Page 39 of Rainshadow

Flora stared at her, breathing through her teeth.

“Liar,” she whispered. “You’re desperate.”

Sylvia just laughed again. “Help me to the shower. Come on, we’re sisters now, in a way.”

Flora did help her to the shower, looping an arm under her armpits as they sat side by side on the bed and hoisting her up. Sylvia was frail, she could feel it, the other woman’s slender body beneath her hanging bedclothes. She brought her into the bathroom, turned on the hot water in the marble shower, and made sure there was a clean towel.

“I’ve got it from here,” Sylvia said. “Once I warm up, I can move again.”

Flora watched Sylvia for a moment, thinking she might fall.

She didn’t want her to, of course, even if it meant she and Ethan would be alone together. Still, she watched Sylvia, watched her struggling to take off the sweater she’d worn to bed, watched her lower herself onto the toilet lid so she could take off her pajama pants.

“Please stop looking at me,” Sylvia said. “Just go. I’m fine.”

“You don’t look fine,” Flora said, her voice low.

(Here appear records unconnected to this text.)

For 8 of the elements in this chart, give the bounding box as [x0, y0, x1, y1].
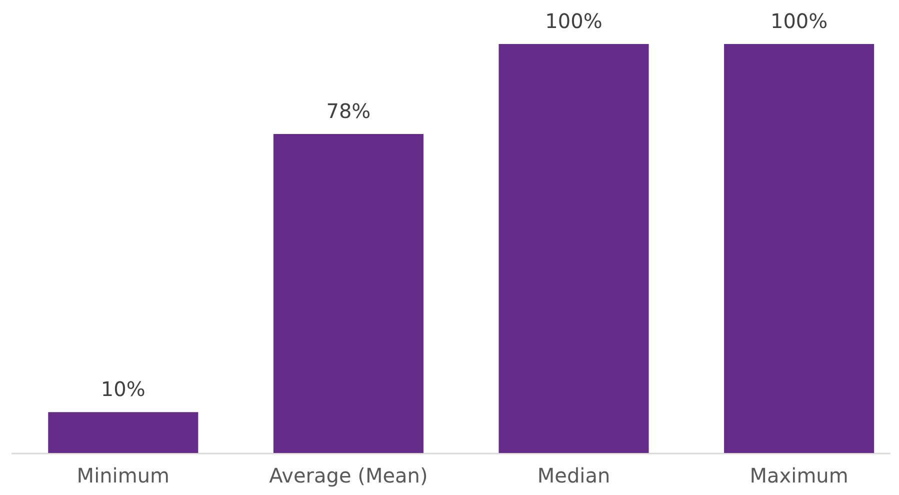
x-tick-label: Minimum [76, 464, 170, 488]
data-label: 78% [326, 98, 371, 123]
data-label: 100% [545, 9, 602, 33]
data-label: 100% [770, 9, 828, 33]
x-tick-label: Median [537, 464, 610, 488]
x-tick-label: Maximum [750, 464, 848, 488]
x-tick-label: Average (Mean) [269, 464, 428, 488]
data-label: 10% [100, 377, 146, 402]
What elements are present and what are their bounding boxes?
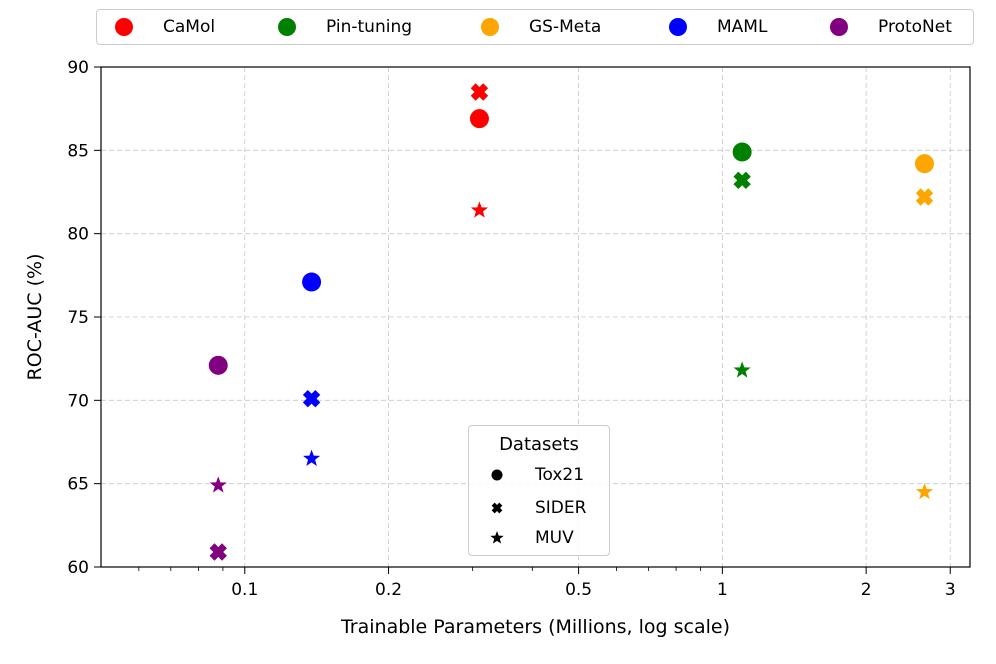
legend-dataset-label-sider: SIDER xyxy=(535,498,587,518)
y-tick-label: 65 xyxy=(67,475,89,495)
y-tick-label: 75 xyxy=(67,308,89,328)
y-tick-label: 85 xyxy=(67,141,89,161)
point-pin-tuning-muv xyxy=(733,361,751,378)
point-camol-muv xyxy=(470,201,489,218)
legend-label-protonet: ProtoNet xyxy=(878,17,952,37)
legend-item-camol: CaMol xyxy=(115,10,215,44)
x-tick-label: 1 xyxy=(717,580,728,600)
point-pin-tuning-tox21 xyxy=(732,142,752,162)
cross-marker-icon xyxy=(491,502,503,514)
point-maml-muv xyxy=(303,449,321,466)
point-protonet-sider xyxy=(209,543,227,561)
legend-dot-protonet xyxy=(830,18,848,36)
point-pin-tuning-sider xyxy=(733,171,751,190)
point-gs-meta-muv xyxy=(915,483,934,500)
datasets-legend: Datasets Tox21 SIDER MUV xyxy=(468,425,610,556)
legend-item-protonet: ProtoNet xyxy=(830,10,952,44)
point-gs-meta-tox21 xyxy=(915,154,935,174)
x-tick-label: 3 xyxy=(945,580,956,600)
legend-label-camol: CaMol xyxy=(163,17,216,37)
legend-dot-pin-tuning xyxy=(278,18,296,36)
star-marker-icon xyxy=(490,531,504,544)
point-protonet-muv xyxy=(209,476,227,493)
point-maml-tox21 xyxy=(302,272,322,292)
methods-legend: CaMol Pin-tuning GS-Meta MAML ProtoNet xyxy=(96,9,974,45)
x-tick-label: 0.1 xyxy=(231,580,258,600)
legend-dot-camol xyxy=(115,18,133,36)
legend-label-pin-tuning: Pin-tuning xyxy=(326,17,413,37)
y-tick-label: 60 xyxy=(67,558,89,578)
point-camol-tox21 xyxy=(469,109,489,129)
point-camol-sider xyxy=(470,83,489,101)
point-maml-sider xyxy=(302,389,321,408)
legend-label-gs-meta: GS-Meta xyxy=(529,17,602,37)
legend-dot-maml xyxy=(669,18,687,36)
y-tick-label: 80 xyxy=(67,225,89,245)
legend-dot-gs-meta xyxy=(481,18,499,36)
legend-item-maml: MAML xyxy=(669,10,767,44)
y-tick-label: 90 xyxy=(67,58,89,78)
legend-item-gs-meta: GS-Meta xyxy=(481,10,601,44)
x-tick-label: 2 xyxy=(861,580,872,600)
circle-marker-icon xyxy=(491,469,503,481)
legend-dataset-label-muv: MUV xyxy=(535,528,574,548)
legend-label-maml: MAML xyxy=(717,17,768,37)
legend-dataset-label-tox21: Tox21 xyxy=(535,465,585,485)
legend-item-pin-tuning: Pin-tuning xyxy=(278,10,412,44)
point-protonet-tox21 xyxy=(208,355,228,375)
x-tick-label: 0.5 xyxy=(565,580,592,600)
point-gs-meta-sider xyxy=(915,188,934,206)
datasets-legend-title: Datasets xyxy=(499,434,579,455)
x-axis-label: Trainable Parameters (Millions, log scal… xyxy=(340,616,730,638)
y-axis-label: ROC-AUC (%) xyxy=(24,254,46,381)
x-tick-label: 0.2 xyxy=(375,580,402,600)
y-tick-label: 70 xyxy=(67,391,89,411)
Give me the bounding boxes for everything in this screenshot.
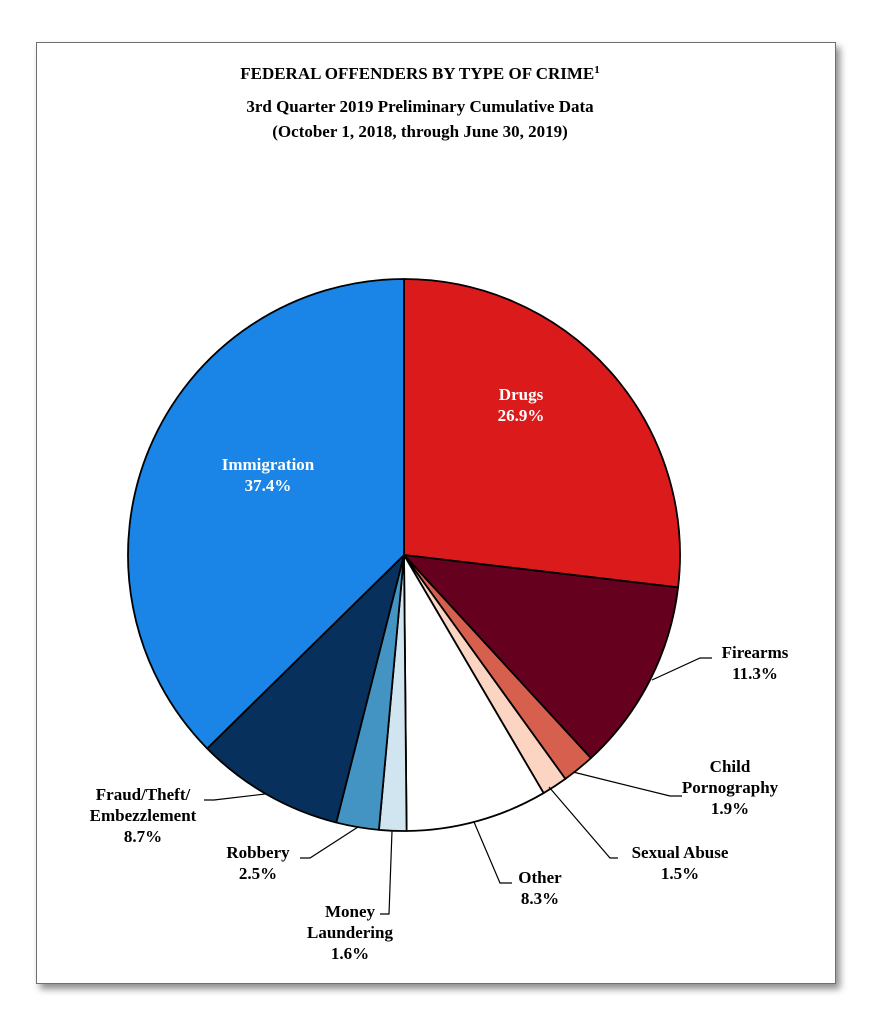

“No, I’m not really. There are only two ways out for me, and I’m not ready to take either of them yet.”

Flora snorted, rolled her eyes. Sylvia was a diva, a dramatic ingenue in her own tragedy. Flora loathed her, but she didn’t watch her any longer, as much as she might be, just a little bit, enjoying the woman’s humiliation.

She left Sylvia to shower and went downstairs, where Ethan was sitting at the dining room table, a very old-looking book open in front of him.

“Good evening, beautiful,” he said, closing his book. “You look… magnificent.”

Flora smiled at him. “Thank you. I love these clothes.”

“They flatter you. We can go shop for more if you’d like. I can book a flight to Seattle. Or London. Or…”

“Oh,” Flora said, overwhelmed at the suggestion. “Thank you, but I wouldn’t know what to do with myself.”

“You’d figure it out.”

They both smiled.

“Are you hungry?” he asked her. “I don’t think the cook is coming tonight. Maybe you should start scheduling him. Sylvia doesn’t seem that interested.”

“She’s not doing well.”

Ethan nodded, but didn’t seem especially concerned or surprised. “I wonder how long she’ll keep doing this to herself.”

Flora nodded, as if agreeing that it was such a shame that Sylvia was so self-destructive.

“What is she addicted to?”

“Addicted?” he asked, and for a moment seemed confused. “Oh, well, wine, pain medication, whatever she can get her hands on.”

“And why doesn’t she have a doctor?”

“She does have a doctor,” Ethan said. “They don’t come anymore, they just prescribe. She’s just managing pain now. She stopped trying to get better.”

“She’s given up.”

He nodded, shrugged. They both sighed, as if Sylvia was just an unfortunate tragedy about which nothing could be done.

“Why don’t you come out during the day?”

Ethan looked at her, smiled. “Because I’m a vampire.”